As shown in FIGS. 1 and 9, the front panel 50 is provided with a window 130 in which is mounted a thermostatic controller 132. The controller 132 includes a temperature detection means (not shown) for tracking the temperature within the heating cavity member 102. The controller 132 serves to control the intensity of the burner flame to maintain the temperature within the heating cavity member proximate a selected level.
The burner assembly 24 may be selected to operate on a selected fuel as, for example, diesel fuel. A five gallon fuel can 140 may be used to supply fuel through a fuel hose 142 connectable to the burner assembly 24 to provide fuel to the burner in accordance with signals from the thermostatic controller 132. A desired temperature may be indicated by an operator by manipulation of the thermostatic controller 132 at the front of the apparatus.

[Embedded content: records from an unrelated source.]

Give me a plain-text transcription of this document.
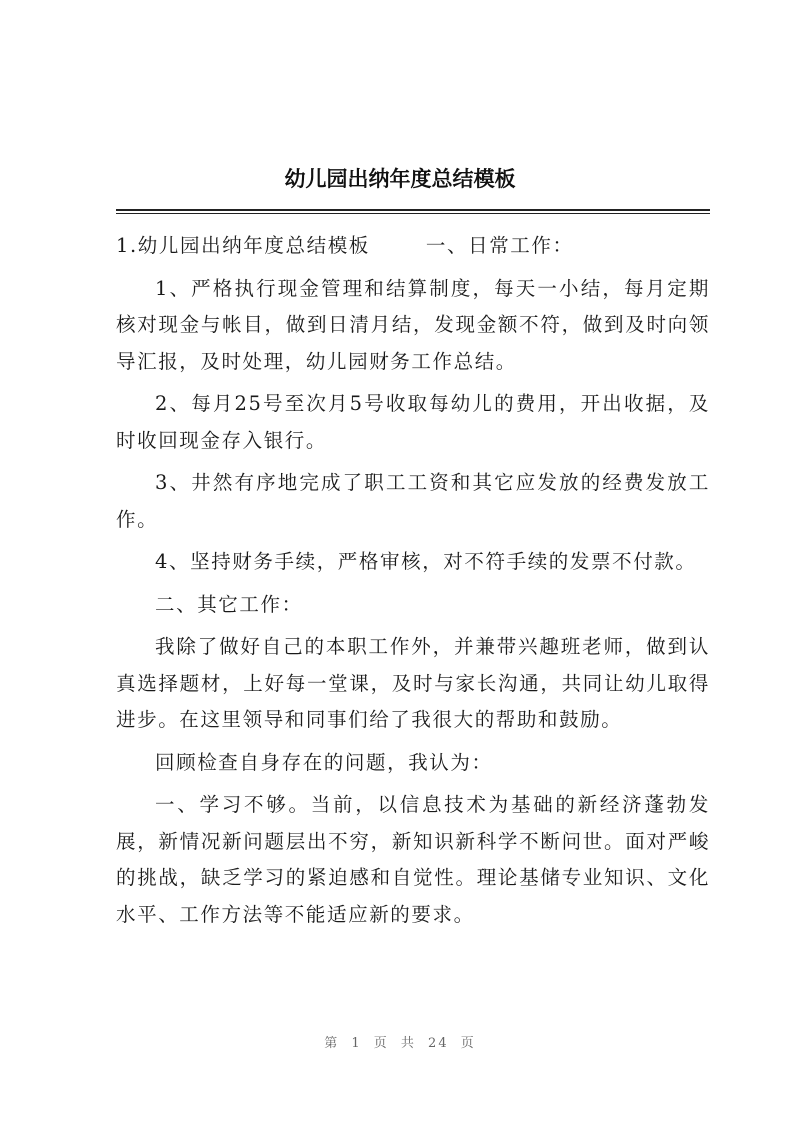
幼儿园出纳年度总结模板

1.幼儿园出纳年度总结模板	一、日常工作：

1、严格执行现金管理和结算制度，每天一小结，每月定期核对现金与帐目，做到日清月结，发现金额不符，做到及时向领导汇报，及时处理，幼儿园财务工作总结。

2、每月25号至次月5号收取每幼儿的费用，开出收据，及时收回现金存入银行。

3、井然有序地完成了职工工资和其它应发放的经费发放工作。

4、坚持财务手续，严格审核，对不符手续的发票不付款。

二、其它工作：

我除了做好自己的本职工作外，并兼带兴趣班老师，做到认真选择题材，上好每一堂课，及时与家长沟通，共同让幼儿取得进步。在这里领导和同事们给了我很大的帮助和鼓励。

回顾检查自身存在的问题，我认为：

一、学习不够。当前，以信息技术为基础的新经济蓬勃发展，新情况新问题层出不穷，新知识新科学不断问世。面对严峻的挑战，缺乏学习的紧迫感和自觉性。理论基储专业知识、文化水平、工作方法等不能适应新的要求。

第 1 页 共 24 页
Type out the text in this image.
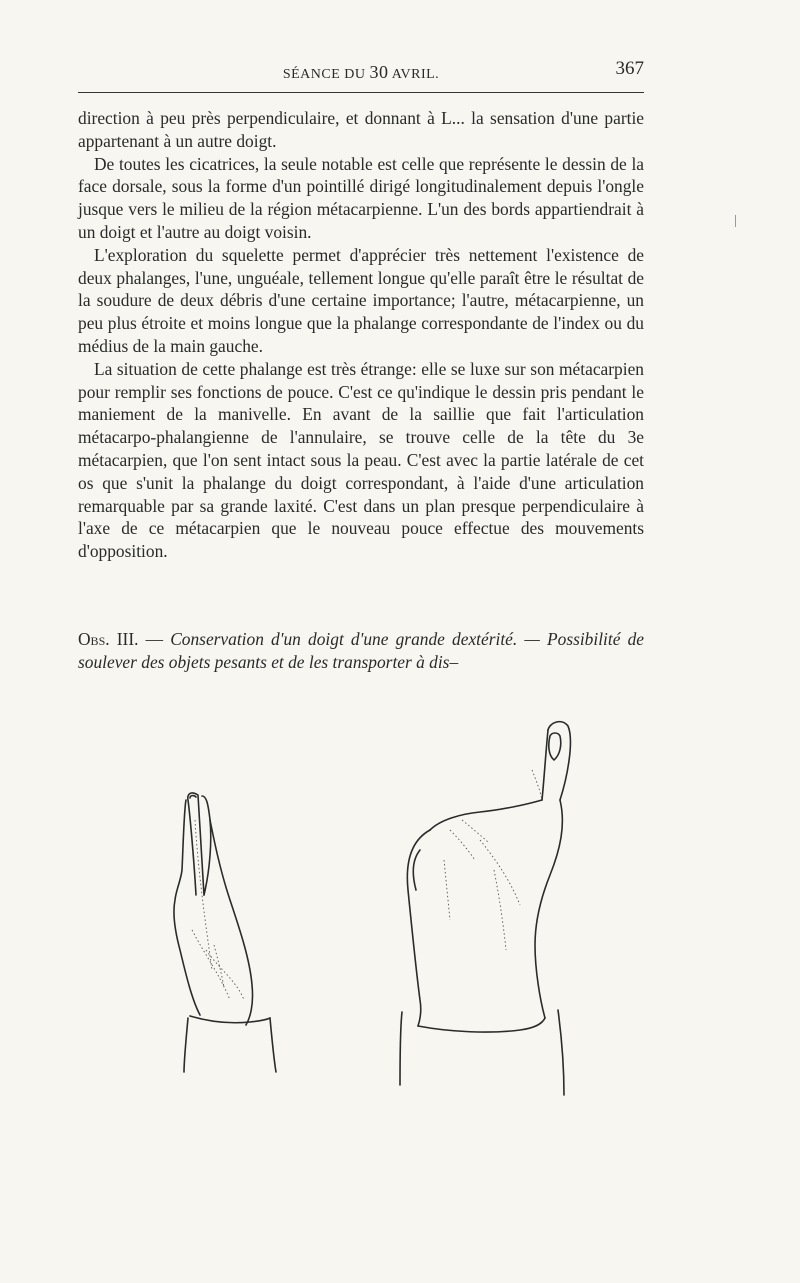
SÉANCE DU 30 AVRIL.	367

direction à peu près perpendiculaire, et donnant à L... la sensation d'une partie appartenant à un autre doigt.

De toutes les cicatrices, la seule notable est celle que représente le dessin de la face dorsale, sous la forme d'un pointillé dirigé longitudinalement depuis l'ongle jusque vers le milieu de la région métacarpienne. L'un des bords appartiendrait à un doigt et l'autre au doigt voisin.

L'exploration du squelette permet d'apprécier très nettement l'existence de deux phalanges, l'une, unguéale, tellement longue qu'elle paraît être le résultat de la soudure de deux débris d'une certaine importance; l'autre, métacarpienne, un peu plus étroite et moins longue que la phalange correspondante de l'index ou du médius de la main gauche.

La situation de cette phalange est très étrange: elle se luxe sur son métacarpien pour remplir ses fonctions de pouce. C'est ce qu'indique le dessin pris pendant le maniement de la manivelle. En avant de la saillie que fait l'articulation métacarpo-phalangienne de l'annulaire, se trouve celle de la tête du 3e métacarpien, que l'on sent intact sous la peau. C'est avec la partie latérale de cet os que s'unit la phalange du doigt correspondant, à l'aide d'une articulation remarquable par sa grande laxité. C'est dans un plan presque perpendiculaire à l'axe de ce métacarpien que le nouveau pouce effectue des mouvements d'opposition.

Obs. III. — Conservation d'un doigt d'une grande dextérité. — Possibilité de soulever des objets pesants et de les transporter à dis–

Accordingly, there is provided a stove apparatus suitable for field use and having a cooking surface which is of substantially the same temperature throughout the area thereof, enabling substantially simultaneous and equal degree of cooking of large numbers of food products. The stove apparatus is therefore adapted to produce cooked foods for larger numbers of people in a relatively short time.

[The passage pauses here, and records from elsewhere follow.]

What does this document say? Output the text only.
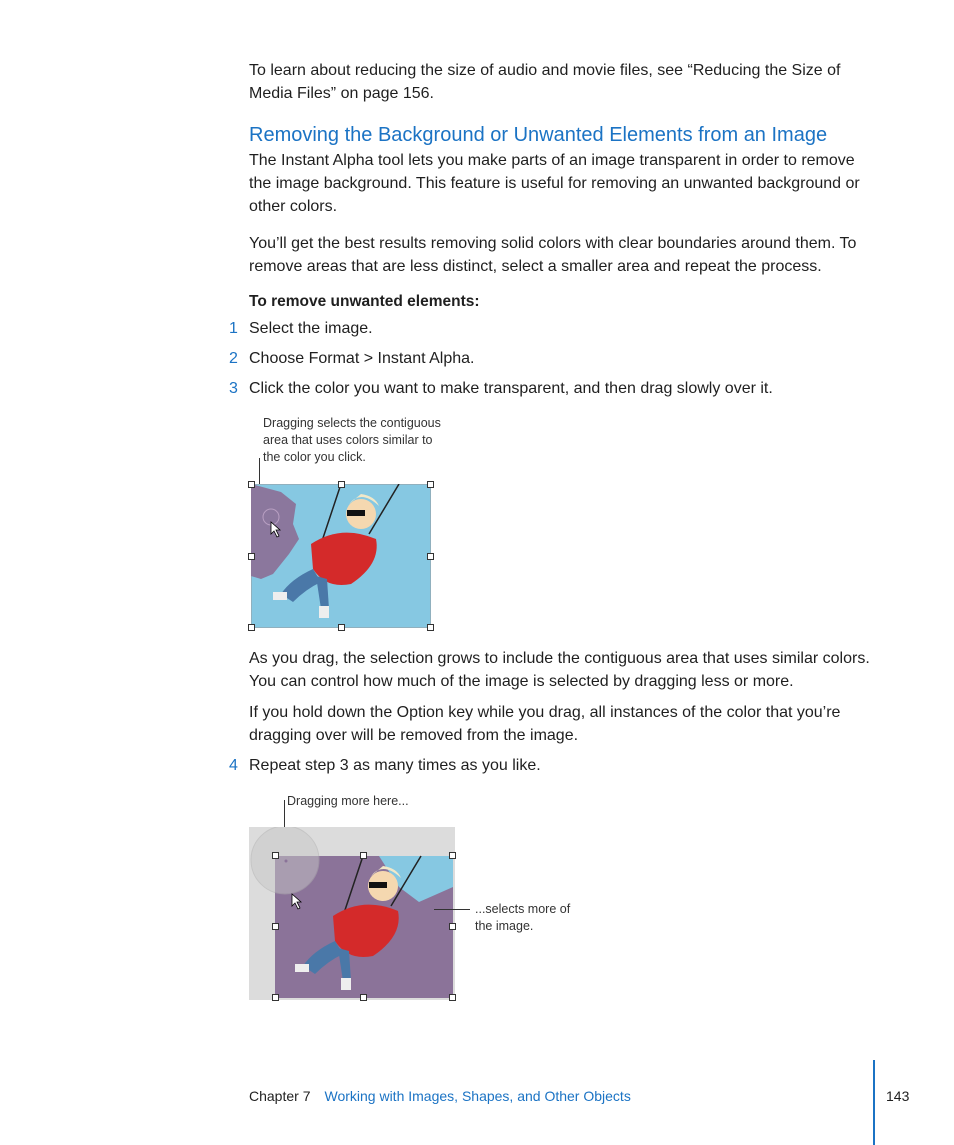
To learn about reducing the size of audio and movie files, see “Reducing the Size of Media Files” on page 156.
Removing the Background or Unwanted Elements from an Image
The Instant Alpha tool lets you make parts of an image transparent in order to remove the image background. This feature is useful for removing an unwanted background or other colors.
You’ll get the best results removing solid colors with clear boundaries around them. To remove areas that are less distinct, select a smaller area and repeat the process.
To remove unwanted elements:
1 Select the image.
2 Choose Format > Instant Alpha.
3 Click the color you want to make transparent, and then drag slowly over it.
Dragging selects the contiguous area that uses colors similar to the color you click.
As you drag, the selection grows to include the contiguous area that uses similar colors. You can control how much of the image is selected by dragging less or more.
If you hold down the Option key while you drag, all instances of the color that you’re dragging over will be removed from the image.
4 Repeat step 3 as many times as you like.
Dragging more here...
...selects more of the image.
Chapter 7 Working with Images, Shapes, and Other Objects	143
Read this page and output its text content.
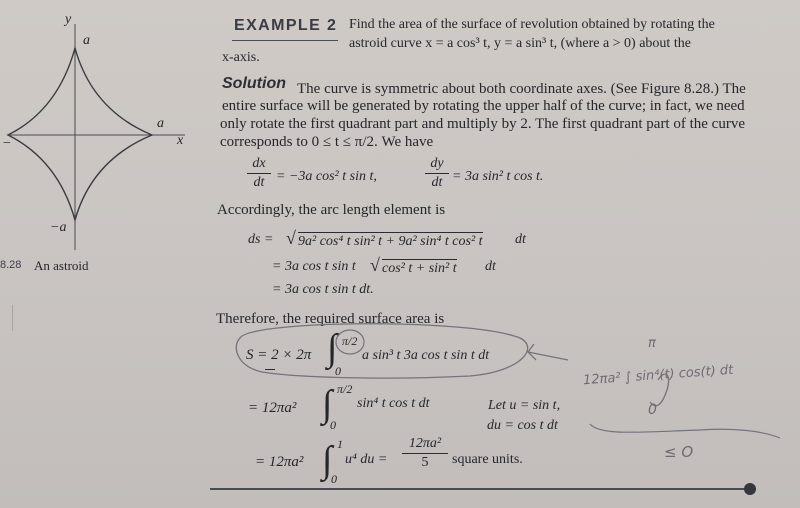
y
a
a
x
−
−a
8.28 An astroid
EXAMPLE 2 Find the area of the surface of revolution obtained by rotating the
astroid curve x = a cos³ t, y = a sin³ t, (where a > 0) about the
x-axis.
Solution The curve is symmetric about both coordinate axes. (See Figure 8.28.) The
entire surface will be generated by rotating the upper half of the curve; in fact, we need
only rotate the first quadrant part and multiply by 2. The first quadrant part of the curve
corresponds to 0 ≤ t ≤ π/2. We have
dx
dt = −3a cos² t sin t,
dy
dt = 3a sin² t cos t.
Accordingly, the arc length element is
ds = √ 9a² cos⁴ t sin² t + 9a² sin⁴ t cos² t dt
= 3a cos t sin t √ cos² t + sin² t dt
= 3a cos t sin t dt.
Therefore, the required surface area is
S = 2 × 2π ∫ π/2
0
a sin³ t 3a cos t sin t dt
= 12πa² ∫ π/2
0
sin⁴ t cos t dt	Let u = sin t,
du = cos t dt
= 12πa² ∫ 1
0
u⁴ du =
12πa²
5	square units.
π
12πa² ∫ sin⁴(t) cos(t) dt
0
≤ O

The stove apparatus described hereinabove is further more comfortable for the cooks and enables the cooks to remain close to the stove. The layers of insulation and the removal of hot gases from the heating cavity member, provides for a cooler ambient temperature in the vicinity around the stove.

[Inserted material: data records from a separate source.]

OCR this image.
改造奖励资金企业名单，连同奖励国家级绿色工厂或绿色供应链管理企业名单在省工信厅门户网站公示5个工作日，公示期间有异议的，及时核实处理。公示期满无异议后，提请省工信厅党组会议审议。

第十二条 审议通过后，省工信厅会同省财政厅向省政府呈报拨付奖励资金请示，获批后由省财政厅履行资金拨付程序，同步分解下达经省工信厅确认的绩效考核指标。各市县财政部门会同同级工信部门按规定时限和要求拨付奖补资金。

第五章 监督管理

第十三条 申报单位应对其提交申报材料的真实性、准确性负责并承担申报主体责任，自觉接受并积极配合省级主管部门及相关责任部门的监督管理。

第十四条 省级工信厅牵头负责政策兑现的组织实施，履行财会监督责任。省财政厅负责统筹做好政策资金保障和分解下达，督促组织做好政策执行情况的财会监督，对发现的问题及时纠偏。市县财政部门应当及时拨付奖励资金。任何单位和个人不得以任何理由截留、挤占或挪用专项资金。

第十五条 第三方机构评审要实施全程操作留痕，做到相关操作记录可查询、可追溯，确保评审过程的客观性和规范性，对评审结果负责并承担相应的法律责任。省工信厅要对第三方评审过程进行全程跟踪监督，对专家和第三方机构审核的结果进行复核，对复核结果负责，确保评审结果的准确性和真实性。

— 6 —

If it becomes necessary to move the stove in the course of its use, the lower ambient temperature of the outer surface of the stove and the mechanical mounting and construction of the handrails permits manual movement of the stove even during operation of the stove.
The stove apparatus described hereinabove further protects the cooks from grease burns caused by wicking, and greatly diminishes the production of overly greasy foods by facilitating grease run-off and collection.
The above-described stove apparatus is further adapted to receive burner assemblies of various types and using various fuels. The apparatus further permits exchanges of fuel-containing units, such as 5 gallon liquid fuel cans, without disabling the apparatus.
The stove apparatus describe hereinabove still further permits elective modification of the cooking surface temperature by provision of a thermostatic control which is operated to control the flow of fuel to the burner to influence the intensity of the burner flame, to thereby influence the temperature of the flowed hot gases, and thereby, because of the diffuser plate, to influence the temperature of substantially the entirety of the griddle plate cooking surface.
Finally, the apparatus is configured such that two of the hottest components, the heating cavity member and the diffuser plate, which are contiguous to each other, are slidably disposed relative to each other, such that expansion of either or both members by heat results only in the two members sliding relative to each other, rather than jamming against each other.
It is to be understood that the present invention is by no means limited to the particular construction herein disclosed and/or shown in the drawings, but also comprises any modification or equivalent within the scope of the claims.